Continuing, he said, “Our death will do more in the eyes of the world than if we lived forever. Say goodbye to our chums. Sure everybody must die someday, we know that, but they can’t kill our spirit, that shall be free. They can only take the life from our body. I feel in good cheer, and I think I will be able to face the terrible ordeal.”
Hennessy’s second letter was to “John and all the boys” and was discovered by then Clooney NS principal Frances O’Halloran before her retirement in 2000.
“We are dying for Ireland still true to the Republic to the last,” he wrote. “Money would not buy us. I am leaving my cigarettes to be divided among the Clare section 17 boxes. A cigarette to each one will go a long way. It will only be a little token in remembrance of me.
“Distribute them as far as they will go and say a prayer for me. I think it is your voice I hear singing, as for me I am in the best of cheer, and expect to face death like a soldier. I forgive my enemies even those who swore my life away. I forgive them from the bottom of my heart for there is a God to judge them as well as me, seeing that we have to die someday it is a thing no one can avoid.
“Fr. Mick Brody, Quin came to see Con and myself tonight (Tuesday). I am in right good cheer knowing that I am going to heaven. They can only kill my body my spirit will still live, though the cold and silent grave will fold her arms to receive me back to mother earth from which I came.

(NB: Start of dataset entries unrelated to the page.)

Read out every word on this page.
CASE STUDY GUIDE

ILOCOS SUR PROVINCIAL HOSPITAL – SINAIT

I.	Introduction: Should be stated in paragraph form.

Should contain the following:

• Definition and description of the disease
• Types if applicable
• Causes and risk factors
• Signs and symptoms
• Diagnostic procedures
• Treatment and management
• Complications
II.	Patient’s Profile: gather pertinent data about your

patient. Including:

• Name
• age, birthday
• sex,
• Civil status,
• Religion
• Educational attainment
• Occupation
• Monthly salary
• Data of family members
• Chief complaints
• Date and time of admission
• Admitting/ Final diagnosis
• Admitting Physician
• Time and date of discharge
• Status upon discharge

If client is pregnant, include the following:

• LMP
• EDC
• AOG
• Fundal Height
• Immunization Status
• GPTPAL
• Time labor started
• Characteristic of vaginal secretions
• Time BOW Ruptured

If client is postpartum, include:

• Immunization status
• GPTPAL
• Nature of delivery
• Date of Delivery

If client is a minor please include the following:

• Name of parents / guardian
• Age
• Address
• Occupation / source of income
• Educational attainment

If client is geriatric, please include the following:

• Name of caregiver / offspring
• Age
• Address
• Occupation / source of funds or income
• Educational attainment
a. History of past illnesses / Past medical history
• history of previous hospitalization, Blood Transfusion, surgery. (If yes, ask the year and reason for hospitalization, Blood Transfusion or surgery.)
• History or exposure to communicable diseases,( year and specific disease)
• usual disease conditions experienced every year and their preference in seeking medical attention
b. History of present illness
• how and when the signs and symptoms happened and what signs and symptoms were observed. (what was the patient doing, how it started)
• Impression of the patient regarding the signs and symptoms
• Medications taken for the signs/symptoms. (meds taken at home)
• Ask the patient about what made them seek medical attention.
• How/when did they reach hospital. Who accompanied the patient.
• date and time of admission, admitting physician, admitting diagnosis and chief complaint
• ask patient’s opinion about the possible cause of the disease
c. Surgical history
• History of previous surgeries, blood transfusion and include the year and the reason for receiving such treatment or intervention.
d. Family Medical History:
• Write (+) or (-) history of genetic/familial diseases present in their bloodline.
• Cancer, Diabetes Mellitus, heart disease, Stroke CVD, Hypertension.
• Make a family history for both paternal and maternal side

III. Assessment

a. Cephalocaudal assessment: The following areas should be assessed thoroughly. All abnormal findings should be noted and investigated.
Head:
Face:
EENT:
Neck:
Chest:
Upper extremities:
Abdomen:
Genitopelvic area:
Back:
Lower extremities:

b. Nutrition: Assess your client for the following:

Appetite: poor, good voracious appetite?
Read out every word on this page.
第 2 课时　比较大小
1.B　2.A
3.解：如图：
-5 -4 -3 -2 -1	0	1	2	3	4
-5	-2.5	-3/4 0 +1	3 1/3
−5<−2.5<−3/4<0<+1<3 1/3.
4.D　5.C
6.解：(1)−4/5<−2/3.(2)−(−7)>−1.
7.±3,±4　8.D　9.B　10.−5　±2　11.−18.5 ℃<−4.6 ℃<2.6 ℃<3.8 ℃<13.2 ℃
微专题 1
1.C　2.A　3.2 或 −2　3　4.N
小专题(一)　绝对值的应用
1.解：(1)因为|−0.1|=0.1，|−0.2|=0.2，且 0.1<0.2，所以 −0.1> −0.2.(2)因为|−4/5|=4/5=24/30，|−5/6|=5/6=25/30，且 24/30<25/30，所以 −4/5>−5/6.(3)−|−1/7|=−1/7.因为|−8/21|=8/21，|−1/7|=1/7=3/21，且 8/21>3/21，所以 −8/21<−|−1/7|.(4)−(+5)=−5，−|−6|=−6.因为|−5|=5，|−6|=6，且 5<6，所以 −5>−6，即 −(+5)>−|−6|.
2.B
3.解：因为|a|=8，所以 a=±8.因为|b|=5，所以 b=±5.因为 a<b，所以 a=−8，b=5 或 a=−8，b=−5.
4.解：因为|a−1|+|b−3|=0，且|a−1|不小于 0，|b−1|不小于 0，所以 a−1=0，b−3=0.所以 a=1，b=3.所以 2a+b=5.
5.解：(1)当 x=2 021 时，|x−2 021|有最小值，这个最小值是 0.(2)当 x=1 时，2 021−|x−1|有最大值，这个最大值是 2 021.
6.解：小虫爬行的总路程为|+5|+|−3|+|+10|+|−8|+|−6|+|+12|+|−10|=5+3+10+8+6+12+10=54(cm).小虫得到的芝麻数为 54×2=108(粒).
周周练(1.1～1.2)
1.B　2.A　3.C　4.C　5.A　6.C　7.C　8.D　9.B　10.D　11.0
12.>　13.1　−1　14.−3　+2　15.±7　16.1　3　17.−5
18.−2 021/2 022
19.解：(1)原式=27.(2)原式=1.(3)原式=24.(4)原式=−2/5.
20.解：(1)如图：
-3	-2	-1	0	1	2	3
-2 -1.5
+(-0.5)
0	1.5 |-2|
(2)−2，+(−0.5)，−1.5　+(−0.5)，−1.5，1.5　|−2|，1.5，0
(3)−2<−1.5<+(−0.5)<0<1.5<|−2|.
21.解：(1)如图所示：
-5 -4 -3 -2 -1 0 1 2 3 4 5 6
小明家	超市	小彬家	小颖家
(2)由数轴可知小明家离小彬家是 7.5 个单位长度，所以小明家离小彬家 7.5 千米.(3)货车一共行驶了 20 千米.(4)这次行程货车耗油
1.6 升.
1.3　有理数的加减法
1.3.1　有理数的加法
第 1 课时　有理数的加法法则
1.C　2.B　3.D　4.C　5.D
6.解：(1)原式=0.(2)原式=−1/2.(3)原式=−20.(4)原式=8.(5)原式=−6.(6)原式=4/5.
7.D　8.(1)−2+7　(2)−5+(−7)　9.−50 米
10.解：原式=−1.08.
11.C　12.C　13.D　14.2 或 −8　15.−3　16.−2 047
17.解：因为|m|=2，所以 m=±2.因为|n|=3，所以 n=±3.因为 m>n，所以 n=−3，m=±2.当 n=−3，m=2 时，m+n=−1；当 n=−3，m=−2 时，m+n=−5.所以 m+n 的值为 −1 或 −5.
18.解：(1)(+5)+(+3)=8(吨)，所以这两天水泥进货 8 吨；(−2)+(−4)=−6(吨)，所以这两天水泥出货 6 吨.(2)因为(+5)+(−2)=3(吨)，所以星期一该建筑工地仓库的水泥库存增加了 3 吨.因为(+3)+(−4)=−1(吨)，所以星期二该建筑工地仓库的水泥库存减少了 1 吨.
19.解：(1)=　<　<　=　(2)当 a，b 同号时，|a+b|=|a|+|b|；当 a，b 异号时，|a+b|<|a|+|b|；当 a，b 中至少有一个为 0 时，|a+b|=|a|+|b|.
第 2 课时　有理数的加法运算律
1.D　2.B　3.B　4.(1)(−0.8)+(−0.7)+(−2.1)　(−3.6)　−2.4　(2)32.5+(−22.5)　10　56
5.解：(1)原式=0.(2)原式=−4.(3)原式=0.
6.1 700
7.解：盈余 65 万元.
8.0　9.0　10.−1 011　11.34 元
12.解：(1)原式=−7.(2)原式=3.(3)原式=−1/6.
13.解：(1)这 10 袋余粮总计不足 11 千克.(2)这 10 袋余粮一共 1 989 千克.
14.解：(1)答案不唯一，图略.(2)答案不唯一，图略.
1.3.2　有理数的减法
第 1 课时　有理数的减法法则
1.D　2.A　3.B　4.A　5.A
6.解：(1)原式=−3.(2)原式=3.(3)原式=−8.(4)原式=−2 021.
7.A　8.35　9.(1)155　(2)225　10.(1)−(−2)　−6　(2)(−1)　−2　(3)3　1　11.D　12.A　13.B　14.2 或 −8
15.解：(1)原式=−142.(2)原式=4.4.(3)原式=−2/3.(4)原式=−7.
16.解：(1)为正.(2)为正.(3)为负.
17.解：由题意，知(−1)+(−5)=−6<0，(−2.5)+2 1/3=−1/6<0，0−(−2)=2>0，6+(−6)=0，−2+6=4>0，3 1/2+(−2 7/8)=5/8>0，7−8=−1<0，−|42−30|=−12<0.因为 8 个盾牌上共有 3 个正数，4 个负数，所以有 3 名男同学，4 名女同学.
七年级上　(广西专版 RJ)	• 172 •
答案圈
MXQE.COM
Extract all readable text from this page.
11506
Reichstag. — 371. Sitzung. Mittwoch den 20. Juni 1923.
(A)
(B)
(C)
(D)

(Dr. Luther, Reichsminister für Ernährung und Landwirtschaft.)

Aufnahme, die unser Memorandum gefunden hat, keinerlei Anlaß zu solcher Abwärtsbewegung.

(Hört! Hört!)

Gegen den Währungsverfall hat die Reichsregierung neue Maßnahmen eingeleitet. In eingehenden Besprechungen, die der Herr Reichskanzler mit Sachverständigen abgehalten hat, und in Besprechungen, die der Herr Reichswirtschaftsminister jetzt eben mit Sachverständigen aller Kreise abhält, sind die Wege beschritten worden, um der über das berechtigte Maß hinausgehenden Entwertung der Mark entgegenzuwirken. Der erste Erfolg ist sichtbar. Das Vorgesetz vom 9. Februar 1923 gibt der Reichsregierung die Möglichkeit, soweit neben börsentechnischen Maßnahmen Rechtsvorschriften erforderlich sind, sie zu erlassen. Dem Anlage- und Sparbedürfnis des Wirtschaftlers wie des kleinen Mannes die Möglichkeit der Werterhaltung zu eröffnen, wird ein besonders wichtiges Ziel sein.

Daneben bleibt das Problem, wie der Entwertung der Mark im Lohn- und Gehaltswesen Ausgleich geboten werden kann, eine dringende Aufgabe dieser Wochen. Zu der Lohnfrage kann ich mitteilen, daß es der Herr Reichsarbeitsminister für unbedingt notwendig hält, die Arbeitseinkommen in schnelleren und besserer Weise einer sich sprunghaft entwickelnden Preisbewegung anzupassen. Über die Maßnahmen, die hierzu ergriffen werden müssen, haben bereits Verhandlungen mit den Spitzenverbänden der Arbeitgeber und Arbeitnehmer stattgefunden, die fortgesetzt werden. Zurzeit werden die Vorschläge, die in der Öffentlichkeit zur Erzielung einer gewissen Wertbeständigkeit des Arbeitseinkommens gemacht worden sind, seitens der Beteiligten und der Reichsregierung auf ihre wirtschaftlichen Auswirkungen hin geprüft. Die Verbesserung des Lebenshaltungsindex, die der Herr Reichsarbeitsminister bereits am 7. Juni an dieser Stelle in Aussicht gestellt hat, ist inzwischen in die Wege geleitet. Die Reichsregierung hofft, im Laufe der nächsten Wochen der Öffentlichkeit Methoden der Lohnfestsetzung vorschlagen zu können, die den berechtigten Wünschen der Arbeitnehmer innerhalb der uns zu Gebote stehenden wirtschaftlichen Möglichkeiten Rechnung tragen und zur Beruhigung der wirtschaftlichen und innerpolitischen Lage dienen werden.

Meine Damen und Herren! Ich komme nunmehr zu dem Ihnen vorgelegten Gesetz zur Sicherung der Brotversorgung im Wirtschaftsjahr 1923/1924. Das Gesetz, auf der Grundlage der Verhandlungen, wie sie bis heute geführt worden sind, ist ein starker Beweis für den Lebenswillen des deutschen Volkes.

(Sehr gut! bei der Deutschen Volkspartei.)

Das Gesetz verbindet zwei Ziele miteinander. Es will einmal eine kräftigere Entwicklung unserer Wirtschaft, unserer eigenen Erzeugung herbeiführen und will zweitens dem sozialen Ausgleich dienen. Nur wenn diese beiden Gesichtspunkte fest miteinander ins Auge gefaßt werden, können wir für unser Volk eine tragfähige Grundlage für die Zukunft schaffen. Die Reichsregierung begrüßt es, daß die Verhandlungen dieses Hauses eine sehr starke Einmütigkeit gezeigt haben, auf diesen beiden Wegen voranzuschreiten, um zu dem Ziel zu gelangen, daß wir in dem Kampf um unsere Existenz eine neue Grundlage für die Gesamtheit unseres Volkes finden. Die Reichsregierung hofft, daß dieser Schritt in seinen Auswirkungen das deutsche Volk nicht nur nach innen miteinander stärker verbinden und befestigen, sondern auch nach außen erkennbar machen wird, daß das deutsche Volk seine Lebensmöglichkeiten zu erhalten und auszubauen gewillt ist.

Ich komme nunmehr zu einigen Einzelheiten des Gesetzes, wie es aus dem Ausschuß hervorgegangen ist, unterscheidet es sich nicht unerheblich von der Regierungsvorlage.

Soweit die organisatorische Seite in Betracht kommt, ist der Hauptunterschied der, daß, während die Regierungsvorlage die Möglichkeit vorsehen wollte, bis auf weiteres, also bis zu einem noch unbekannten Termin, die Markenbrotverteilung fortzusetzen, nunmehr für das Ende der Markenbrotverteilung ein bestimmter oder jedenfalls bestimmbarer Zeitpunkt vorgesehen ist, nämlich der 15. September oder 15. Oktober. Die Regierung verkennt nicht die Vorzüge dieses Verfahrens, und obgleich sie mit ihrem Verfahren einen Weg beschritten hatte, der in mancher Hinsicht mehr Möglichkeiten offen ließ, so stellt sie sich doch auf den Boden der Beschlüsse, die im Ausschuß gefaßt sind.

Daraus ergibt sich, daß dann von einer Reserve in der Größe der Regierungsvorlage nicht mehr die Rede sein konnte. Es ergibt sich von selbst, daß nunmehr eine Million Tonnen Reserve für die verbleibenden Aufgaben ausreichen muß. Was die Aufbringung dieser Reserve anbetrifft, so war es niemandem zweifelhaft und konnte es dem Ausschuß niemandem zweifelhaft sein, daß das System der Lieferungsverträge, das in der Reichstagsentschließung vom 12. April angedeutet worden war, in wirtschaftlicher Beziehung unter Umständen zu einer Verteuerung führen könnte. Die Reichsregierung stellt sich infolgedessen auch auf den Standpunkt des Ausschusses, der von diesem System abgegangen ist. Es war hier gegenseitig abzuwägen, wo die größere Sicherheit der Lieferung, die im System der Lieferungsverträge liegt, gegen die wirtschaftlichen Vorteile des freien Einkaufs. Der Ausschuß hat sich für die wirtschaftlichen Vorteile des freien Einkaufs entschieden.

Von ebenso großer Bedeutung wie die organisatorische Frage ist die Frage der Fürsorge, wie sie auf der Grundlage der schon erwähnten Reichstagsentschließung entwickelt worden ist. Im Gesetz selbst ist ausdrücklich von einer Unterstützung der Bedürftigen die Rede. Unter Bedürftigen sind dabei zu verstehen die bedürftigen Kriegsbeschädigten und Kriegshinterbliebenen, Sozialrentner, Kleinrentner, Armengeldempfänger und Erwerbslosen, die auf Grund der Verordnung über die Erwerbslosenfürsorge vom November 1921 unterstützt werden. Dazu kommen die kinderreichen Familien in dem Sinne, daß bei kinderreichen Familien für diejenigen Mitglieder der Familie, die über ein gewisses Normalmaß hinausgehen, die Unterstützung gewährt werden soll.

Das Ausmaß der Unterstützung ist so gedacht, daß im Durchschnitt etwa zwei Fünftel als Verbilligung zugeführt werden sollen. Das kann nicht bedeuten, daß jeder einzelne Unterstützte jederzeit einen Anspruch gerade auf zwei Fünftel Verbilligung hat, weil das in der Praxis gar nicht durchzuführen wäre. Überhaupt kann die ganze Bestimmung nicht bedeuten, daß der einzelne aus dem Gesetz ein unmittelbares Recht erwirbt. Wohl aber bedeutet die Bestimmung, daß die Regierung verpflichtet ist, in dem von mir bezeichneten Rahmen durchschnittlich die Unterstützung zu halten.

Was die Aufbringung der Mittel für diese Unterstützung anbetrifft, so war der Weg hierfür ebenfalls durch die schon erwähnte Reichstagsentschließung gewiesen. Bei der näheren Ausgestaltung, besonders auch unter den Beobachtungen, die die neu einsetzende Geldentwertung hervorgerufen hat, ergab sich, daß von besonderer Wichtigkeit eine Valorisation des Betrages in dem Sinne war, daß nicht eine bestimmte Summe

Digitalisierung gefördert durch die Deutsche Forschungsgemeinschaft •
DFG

“Say goodbye to all the boys for me. It is goodbye for evermore on this earth. But we will all meet in heaven. Do not shed tears for me. If you do, let them be tears of joy for there is joy in my heart tonight knowing that I will be with god tomorrow night,” he added.
Patrick Hennessy was just 29 years of age; Con McMahon was just two years his junior at 27. They wouldn’t be the only Claremen executed in 1923, while the deaths of the two GAA men would have far-reaching consequences for Gaelic Games in County Clare.